Amanda Jetté Knox, a popular blogger and mother of a transgender child, shared insights from her life at the kick-off of the Centretown-based speakers’ series, Ask Women Anything.
Jetté Knox was the first in a planned lineup of prominent female speakers in this year’s series, which was launched on Jan. 28 at Pressed Café, on Gladstone Avenue, and saw dozens come to hear her speak.
The series was conceived with the intention of making “amazing women” in Ottawa more accessible to the greater community, says Media Action Média president Amanda Parriag.
“What we were finding is that we were saying, ‘My gosh, each of us can name 10 to 20 amazing women and how come when we look around our community, we don’t hear from these amazing women?’” says Parriag. “It seems like women were not very accessible.”
Through the AWA series, MAM has given women in Ottawa the opportunity to speak about what makes their lives unique, followed by a 45-minute question period, giving the audience a chance to interact.
The theme of Jetté Knox’s speech was finding her voice and the coming out of her transgender daughter.
“I once had a voice, when I was a little girl and knew how to use it, I lost it and found it again,” says Jetté Knox. “I think that is the story of my life. What got me there is a story in itself.”
Jetté Knox had been brutally bullied as a young girl, put in rehab by the time she was 14 and was living on the streets at 16.
But things got better.
“While I don’t believe everything happens for a reason, when I look back now at the things that have happened to me, I think that they gave me the skills that I needed to cope with today,” says Jetté Knox, now 39 and known in the Ottawa community for her popular blog The Maven of Mayhem and recent media appearances for her transgender advocacy.
“I would describe my life as pretty typical in a lot of ways… I ended up with a spouse and pretty great kids who are now 19, 13 and 9,” says Jetté Knox. “We ended up moving to Kanata about three years ago, bought a cute house, everything was great and I thought, ‘This is it! My life is normal now!’”
Normalcy didn’t last long though, as shortly after their move to Kanata, Jetté Knox’s middle child sent her an email coming out as transgender.
“It said, ‘I have something to tell you. I’m a girl trapped in a boy’s body. And more than anything I need your help, I need your support,” explains Jetté Knox.
Her daughter’s bravery inspired her recent million-hit blog post, “World, Meet My Daughter,” introducing her daughter to Jetté Knox’s readers and the Ottawa community.
“That was almost two years ago and we have a daughter now,” says Jetté Knox. “She is amazing. Her name is Alexis. She’s 13. That was the moment that changed everything.”

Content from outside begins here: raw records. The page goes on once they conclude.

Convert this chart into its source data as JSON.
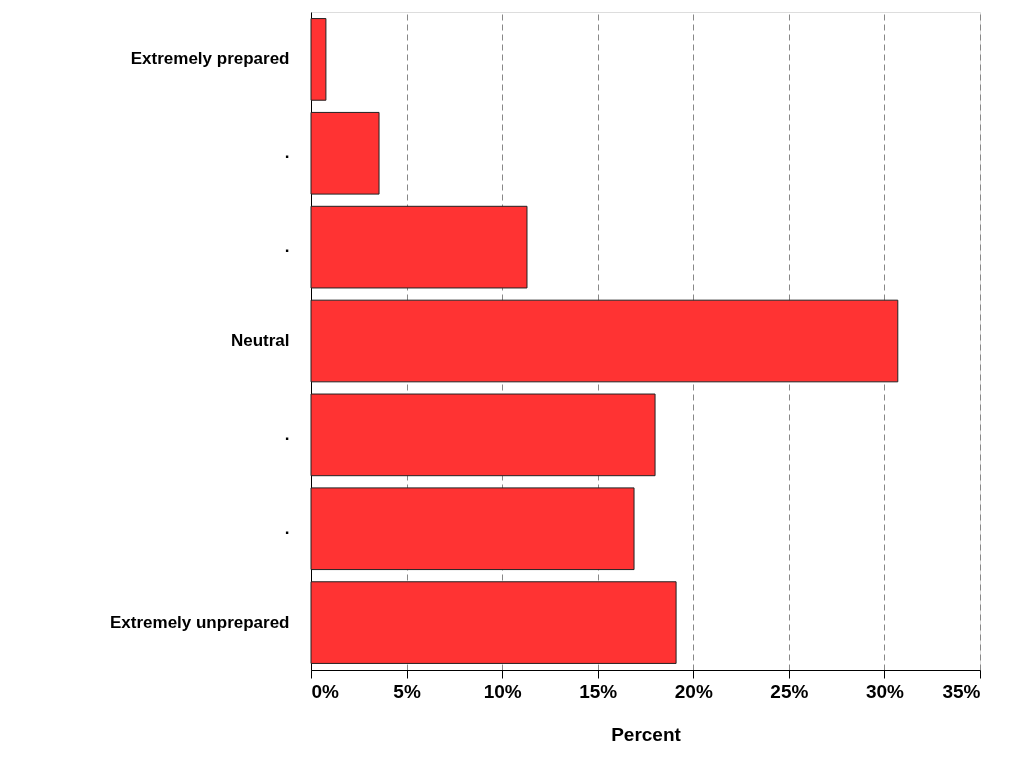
{
  "chart_data": {
    "type": "bar",
    "orientation": "horizontal",
    "categories": [
      "Extremely prepared",
      ".",
      ".",
      "Neutral",
      ".",
      ".",
      "Extremely unprepared"
    ],
    "values": [
      0.78,
      3.56,
      11.3,
      30.7,
      18.0,
      16.9,
      19.1
    ],
    "color": "#ff3333",
    "xlabel": "Percent",
    "xlim": [
      0,
      35
    ],
    "xticks": [
      {
        "value": 0,
        "label": "0%"
      },
      {
        "value": 5,
        "label": "5%"
      },
      {
        "value": 10,
        "label": "10%"
      },
      {
        "value": 15,
        "label": "15%"
      },
      {
        "value": 20,
        "label": "20%"
      },
      {
        "value": 25,
        "label": "25%"
      },
      {
        "value": 30,
        "label": "30%"
      },
      {
        "value": 35,
        "label": "35%"
      }
    ],
    "grid": "x"
  }
}
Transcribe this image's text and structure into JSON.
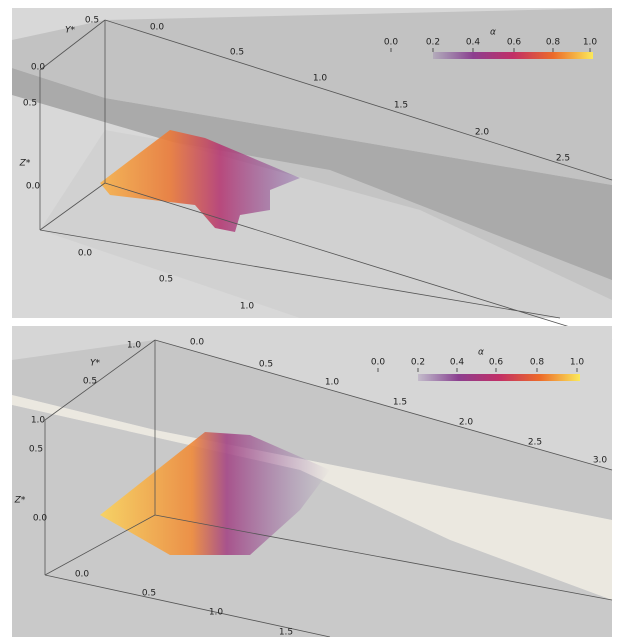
{
  "panels": [
    {
      "axis_labels": {
        "y": "Y*",
        "z": "Z*"
      },
      "y_ticks": [
        "0.5",
        "0.0"
      ],
      "z_ticks": [
        "0.5",
        "0.0"
      ],
      "x_ticks_top": [
        "0.0",
        "0.5",
        "1.0",
        "1.5",
        "2.0",
        "2.5"
      ],
      "x_ticks_bottom": [
        "0.0",
        "0.5",
        "1.0"
      ],
      "colorbar": {
        "title": "α",
        "ticks": [
          "0.0",
          "0.2",
          "0.4",
          "0.6",
          "0.8",
          "1.0"
        ]
      }
    },
    {
      "axis_labels": {
        "y": "Y*",
        "z": "Z*"
      },
      "y_ticks": [
        "1.0",
        "0.5"
      ],
      "z_ticks": [
        "1.0",
        "0.5",
        "0.0"
      ],
      "x_ticks_top": [
        "0.0",
        "0.5",
        "1.0",
        "1.5",
        "2.0",
        "2.5",
        "3.0"
      ],
      "x_ticks_bottom": [
        "0.0",
        "0.5",
        "1.0",
        "1.5"
      ],
      "colorbar": {
        "title": "α",
        "ticks": [
          "0.0",
          "0.2",
          "0.4",
          "0.6",
          "0.8",
          "1.0"
        ]
      }
    }
  ]
}
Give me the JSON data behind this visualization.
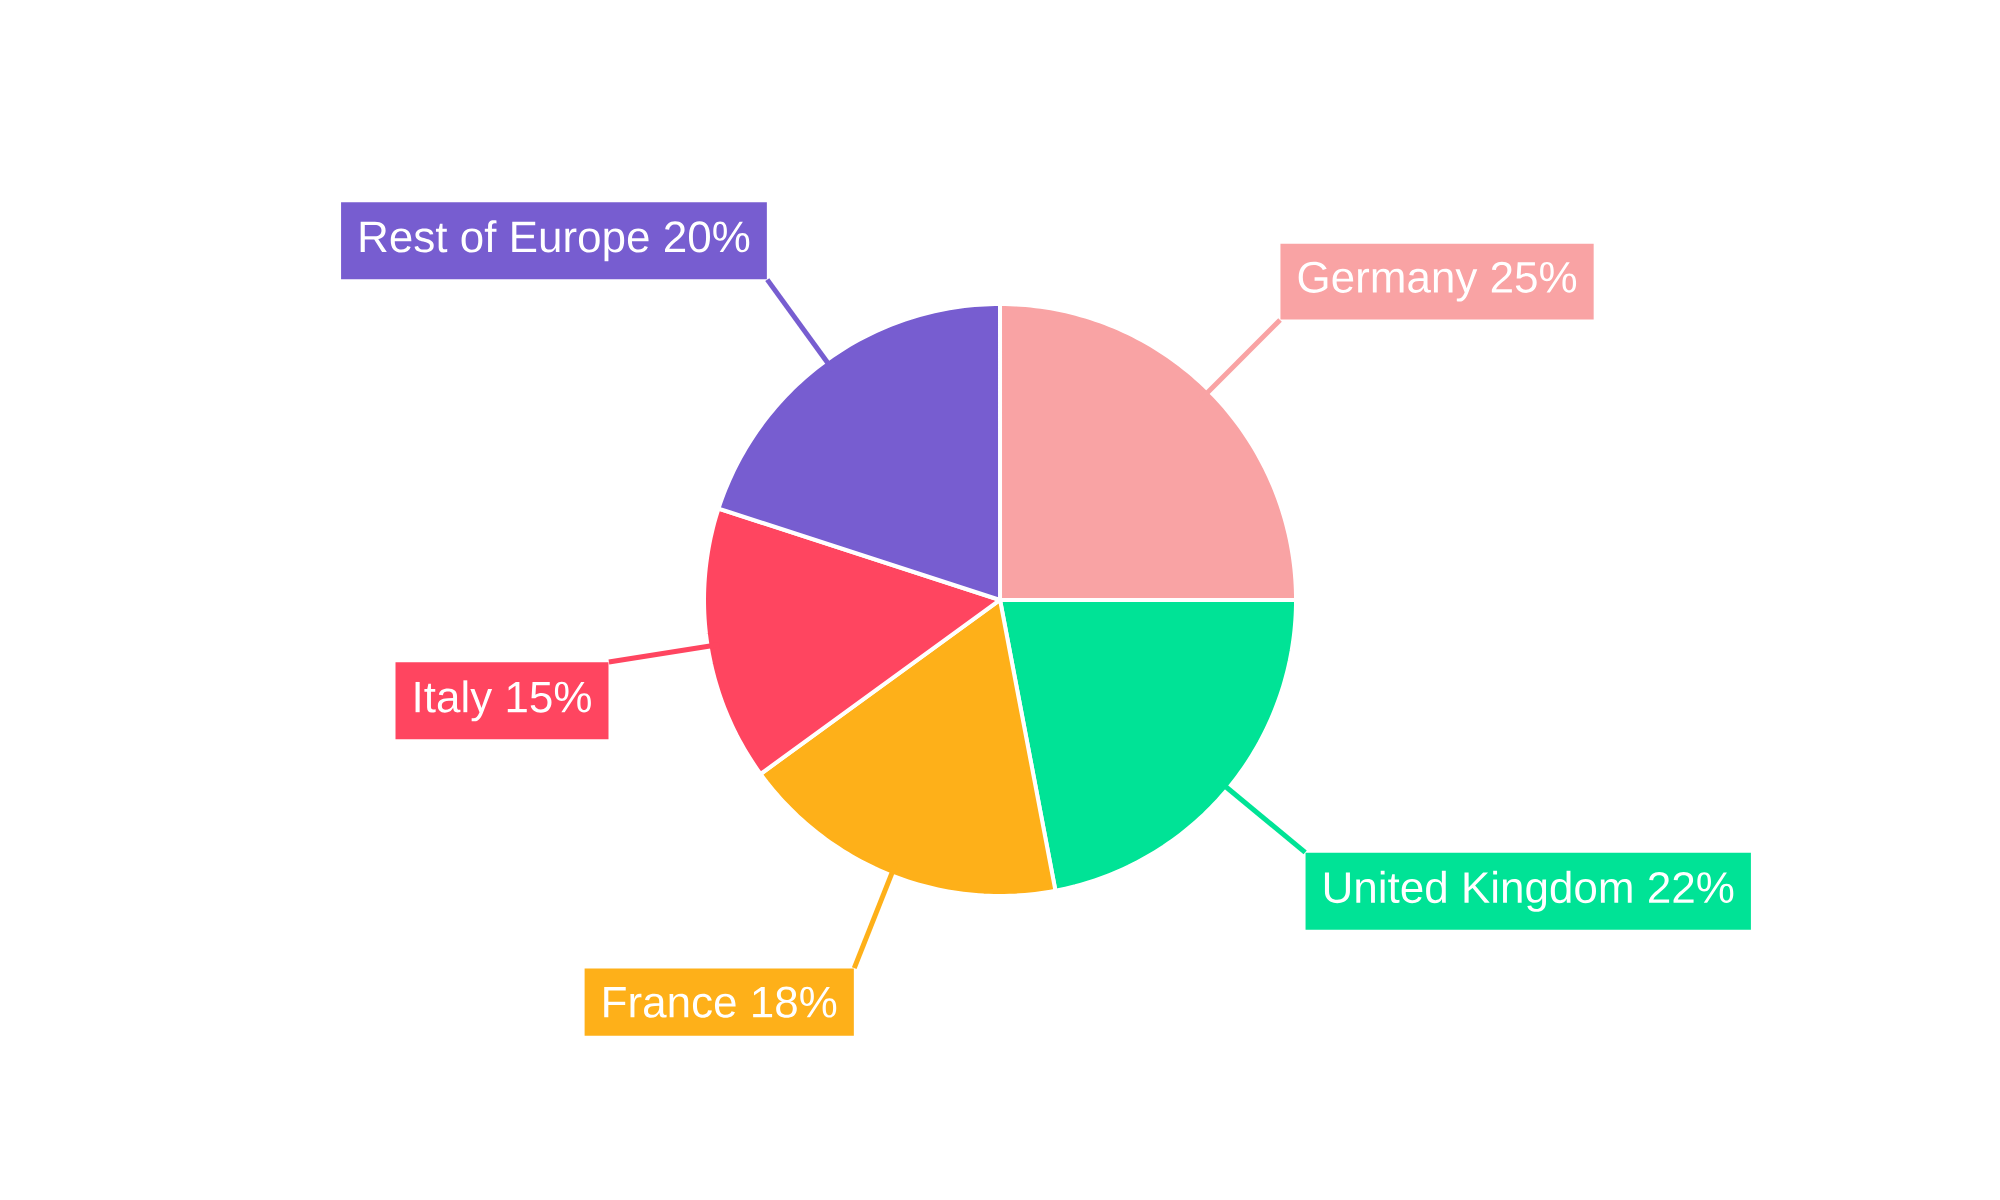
{
  "chart_data": {
    "type": "pie",
    "categories": [
      "Germany",
      "United Kingdom",
      "France",
      "Italy",
      "Rest of Europe"
    ],
    "values": [
      25,
      22,
      18,
      15,
      20
    ],
    "value_labels": [
      "25%",
      "22%",
      "18%",
      "15%",
      "20%"
    ],
    "colors": [
      "#f9a3a4",
      "#00e396",
      "#feb019",
      "#ff4560",
      "#775dd0"
    ]
  }
}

With Alexis in the lead, Jetté Knox and her family have spread Alexis’s story nationwide, with interviews with CBC Ottawa Morning and posts on Jetté Knox’s blog, including a plea to Justin Trudeau asking for federal laws to protect her transgender daughter.
“We had many conversations as a family and ultimately decided as a family with Alexis in the lead that we would tell this story,” says Jetté Knox. “We did it because if nobody does, it never gets normalized.”
With speakers like Jetté Knox in the AWA lineup, MAM’s ultimate goal is to also normalize the portrayal of women in media.
“I feel like we’re getting better and I feel like Jetté Knox said, and I can’t reiterate this enough, if we don’t talk about it, if we don’t make it normal, it won’t be normal,” says Amy Johnston, a MAM volunteer and originator of the AWA series.
The next event, with radio host and producer Sabine Daniel, will be at Pressed Café on March 8.